This Is The Kind Of Baggage, I'd Like To Lose
We've all got it, but none of us will admit it. We are all living and breathing examples of what all the collective crap we have endured in our lives can and will do to a person. It's inescapable. We touch the iron and get burned, and we learn for a while. But the iron is just too enticing, and we put a finger on it once more.
At least that is the way it used to be. The way it was until Zoom happened.
My 20's were a complete disaster. I made a lot of really bad decisions and spent a lot of money I really never had. I almost drowned in a sea of credit cards. I had a myriad of self-esteem issues, most likely a product of being dumped by my first girlfriend. This was the girl that brought me out of my shell and taught me that girls would not kill you. She was my first love and my first time. I don't fault her at all for leaving me. I am thankful now for all the things she brought out of me and all the first times I got to experience with her. But hind sight does not change the loss and the hurt I felt when it finally ended. We were in love after all. How could you just walk away and forget love? That stung for a long long time. Bitterness and a lot of dark Depeche Mode songs followed.
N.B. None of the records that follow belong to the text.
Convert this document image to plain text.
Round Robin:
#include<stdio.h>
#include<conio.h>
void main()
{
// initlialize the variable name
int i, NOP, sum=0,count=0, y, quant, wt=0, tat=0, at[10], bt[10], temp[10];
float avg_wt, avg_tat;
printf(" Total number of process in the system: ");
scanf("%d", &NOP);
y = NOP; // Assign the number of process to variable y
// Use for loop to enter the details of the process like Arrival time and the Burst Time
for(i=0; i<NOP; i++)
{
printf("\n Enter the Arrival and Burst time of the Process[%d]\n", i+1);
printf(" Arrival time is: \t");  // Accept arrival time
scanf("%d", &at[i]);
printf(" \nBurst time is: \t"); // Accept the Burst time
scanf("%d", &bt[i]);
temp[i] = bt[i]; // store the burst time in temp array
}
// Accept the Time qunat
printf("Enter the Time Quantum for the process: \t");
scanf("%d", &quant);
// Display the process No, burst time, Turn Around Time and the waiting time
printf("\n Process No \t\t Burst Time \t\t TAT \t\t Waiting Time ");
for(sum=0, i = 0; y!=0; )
This is how I staggered into my 20's. No self esteem and lonely. It seemed that any remotely pretty face that showed interest in me would be lambasted by my need to replace the love. I had a whole magazine stand full of issues and it only got worse as I went from girl to girl to girl. This is the period of my life where I developed a loathing of the name Jennifer. I had two bad Jennifer experiences. I will never have another Jennifer experience again as long as I live.
I am logical person. In fact, logic and reason are probably the closest things to religion I have. I believe that anything and everything has a cause and an explanation. It is with this mind-set that I sought to tackle love. What does it mean to be in love? What do you mean when you say you love someone? I remember sitting in the library for an entire 3 day weekend trying to reason my way around it.
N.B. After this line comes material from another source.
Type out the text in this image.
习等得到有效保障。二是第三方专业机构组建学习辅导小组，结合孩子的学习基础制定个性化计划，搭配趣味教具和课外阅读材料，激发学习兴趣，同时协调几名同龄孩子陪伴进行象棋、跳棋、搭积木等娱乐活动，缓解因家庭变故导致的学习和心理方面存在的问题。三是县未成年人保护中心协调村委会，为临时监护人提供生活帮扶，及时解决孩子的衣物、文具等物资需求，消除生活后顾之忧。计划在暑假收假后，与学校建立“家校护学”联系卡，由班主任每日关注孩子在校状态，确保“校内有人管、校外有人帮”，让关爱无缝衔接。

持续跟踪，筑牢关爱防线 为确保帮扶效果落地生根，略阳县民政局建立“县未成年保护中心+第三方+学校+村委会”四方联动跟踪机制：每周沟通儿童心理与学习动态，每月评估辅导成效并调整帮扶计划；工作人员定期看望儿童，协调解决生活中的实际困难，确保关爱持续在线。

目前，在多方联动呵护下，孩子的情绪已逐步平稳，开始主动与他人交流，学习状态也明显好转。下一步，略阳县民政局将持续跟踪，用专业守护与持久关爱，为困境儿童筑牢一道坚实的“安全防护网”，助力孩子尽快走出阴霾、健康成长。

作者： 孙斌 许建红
What I finally cam up with is really simple. Love is thinking without thinking. It is driving home after a really horrible day and finding yourself stopping to get your love flowers. It is calling your love to tell them you're thinking of them at 10:12 in the morning. It is reading something or seeing something that reminds you of your love. It's your eye constantly being drawn to the things you know your love's eye would go to. Your love is always on your mind, but there's no effort to keep it there.
So I trudged along for 35 years and wallowed in relationship stupidity. I was close a couple of times, but ended up realizing how fortunate I was to side-step a landmine I thought was love. I knew I wanted someone to love, but their love had to be my love. That's where all the problems started and ended.
I had all these rules and conditions. Well, a man cannot live by dogma alone. I guess that is part of my new dogma. Subvert your dogma whenever you can. You'd be amazed at what can happen.
So I flailed for 35 years, but I finally found her. I know she's the one. I have never been more sure of anything in my life.
There's only one problem. I'm still carrying 35 years worth of baggage.
I am so terrified of losing her and so convinced I will, because of the past losses and mistakes. If she really knew what I would do for her and she in fact was evil, I'd have been in jail a long time ago. I try to tell her and show her I love her with every breath I take. I try not to smother her and listen when she tells me that everything is alright, but the baggage demons come calling. If I even sense that there is a problem, the logical and insecure side of me jumps at the chance to fix it. I am learning. It's been a lot harder than I ever imagined, but I am learning. I am trying to relax and enjoy this fantastic ride, instead of trying to anticipate when the car or how the car might go off the tracks.
The truth is she doesn't have anything that needs to be fixed. She doesn't have anything I need to tip toe around. She's good. She's good to me and for me.
I'm trying Zoom. I know it's hard dealing with me and my insecurities sometimes. Just know how I feel. Just know how much I care.
Maybe we need to go to Ireland again, and I'll finally lose the damn baggage there?